Open ccutrer opened 1 year ago
to be clear, having corals does not mean the object detection is not using CPU, the regions still have to be resized to the model size and depending on what model you are running it may also need to have the pixel format changed as well.
Right. Indeed. And I'm not saying they're has to be optimizations here. It could be as good as it's going to get. I've just been impressed with how much @blakeblackshear improved the motion detector, and was hoping he could at least take a look at the other parts of process_frames after motion detection, but before the IPC to the object detector (but also including the create_tensor_input) for similar optimizations.
Full flame graph attached. Seems like a significant chunk is in match_and_update in norfair_tracker.py, particularly frigate_distance function.
I was just wanting to clarify that the assumption coral == no cpu usage for object detection isn't necessarily accurate, lots of motion will potentially lead to lots of regions and that can be part of the equation.

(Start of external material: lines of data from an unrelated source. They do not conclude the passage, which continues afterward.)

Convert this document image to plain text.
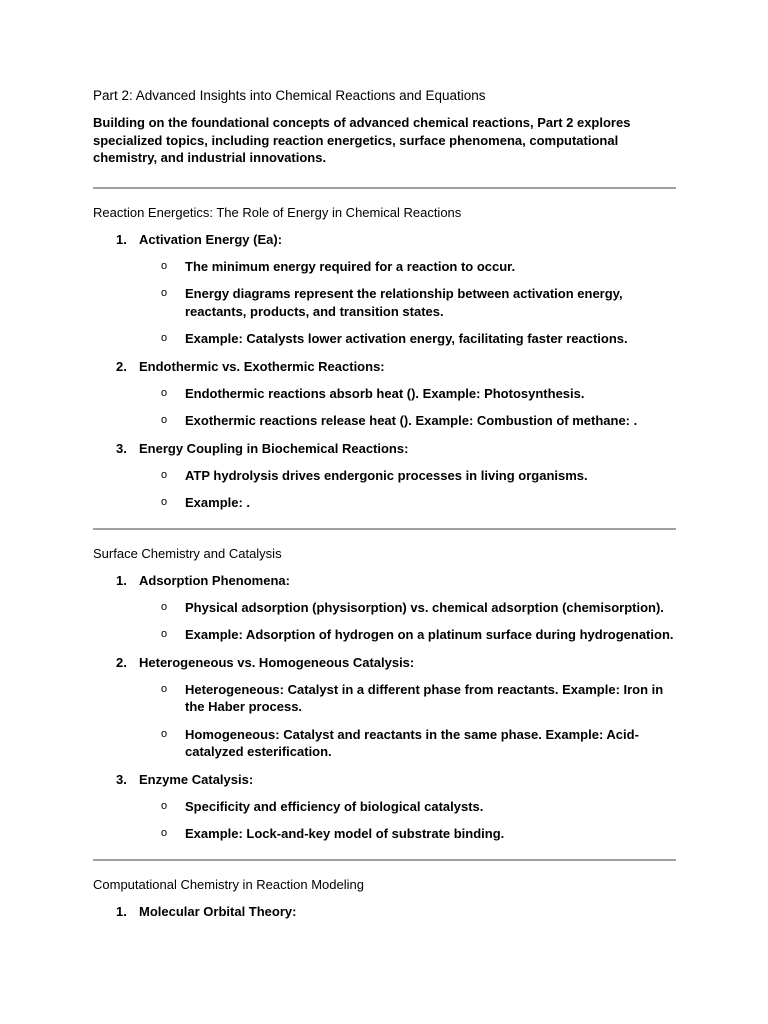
Part 2: Advanced Insights into Chemical Reactions and Equations
Building on the foundational concepts of advanced chemical reactions, Part 2 explores specialized topics, including reaction energetics, surface phenomena, computational chemistry, and industrial innovations.
Reaction Energetics: The Role of Energy in Chemical Reactions
1. Activation Energy (Ea):
o The minimum energy required for a reaction to occur.
o Energy diagrams represent the relationship between activation energy, reactants, products, and transition states.
o Example: Catalysts lower activation energy, facilitating faster reactions.
2. Endothermic vs. Exothermic Reactions:
o Endothermic reactions absorb heat (). Example: Photosynthesis.
o Exothermic reactions release heat (). Example: Combustion of methane: .
3. Energy Coupling in Biochemical Reactions:
o ATP hydrolysis drives endergonic processes in living organisms.
o Example: .
Surface Chemistry and Catalysis
1. Adsorption Phenomena:
o Physical adsorption (physisorption) vs. chemical adsorption (chemisorption).
o Example: Adsorption of hydrogen on a platinum surface during hydrogenation.
2. Heterogeneous vs. Homogeneous Catalysis:
o Heterogeneous: Catalyst in a different phase from reactants. Example: Iron in the Haber process.
o Homogeneous: Catalyst and reactants in the same phase. Example: Acid-catalyzed esterification.
3. Enzyme Catalysis:
o Specificity and efficiency of biological catalysts.
o Example: Lock-and-key model of substrate binding.
Computational Chemistry in Reaction Modeling
1. Molecular Orbital Theory:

On dev as of this morning, CPU usage is much better for idle cameras. What surprises me is that on cameras with even a small amount of motion how much CPU usage goes up. It's not object detection - I have 4x corals, and they're all staying under 20ms inference speed (usually under 10ms). So my guess is it's either the object tracking code, or the motion region merging and prep-to-send-to-object-detection code. Given the recent mentions of avoid casts in numpy, I'm curious if similar optimizations are to be had in this section of the pipeline. See this
py-spy top
capture of a semi-active camera, run over 30-60s:Besides the obligatory wait at the top, there are several methods using a significant chunk of CPU above improved_motion.py that look like internal numpy cast stuff.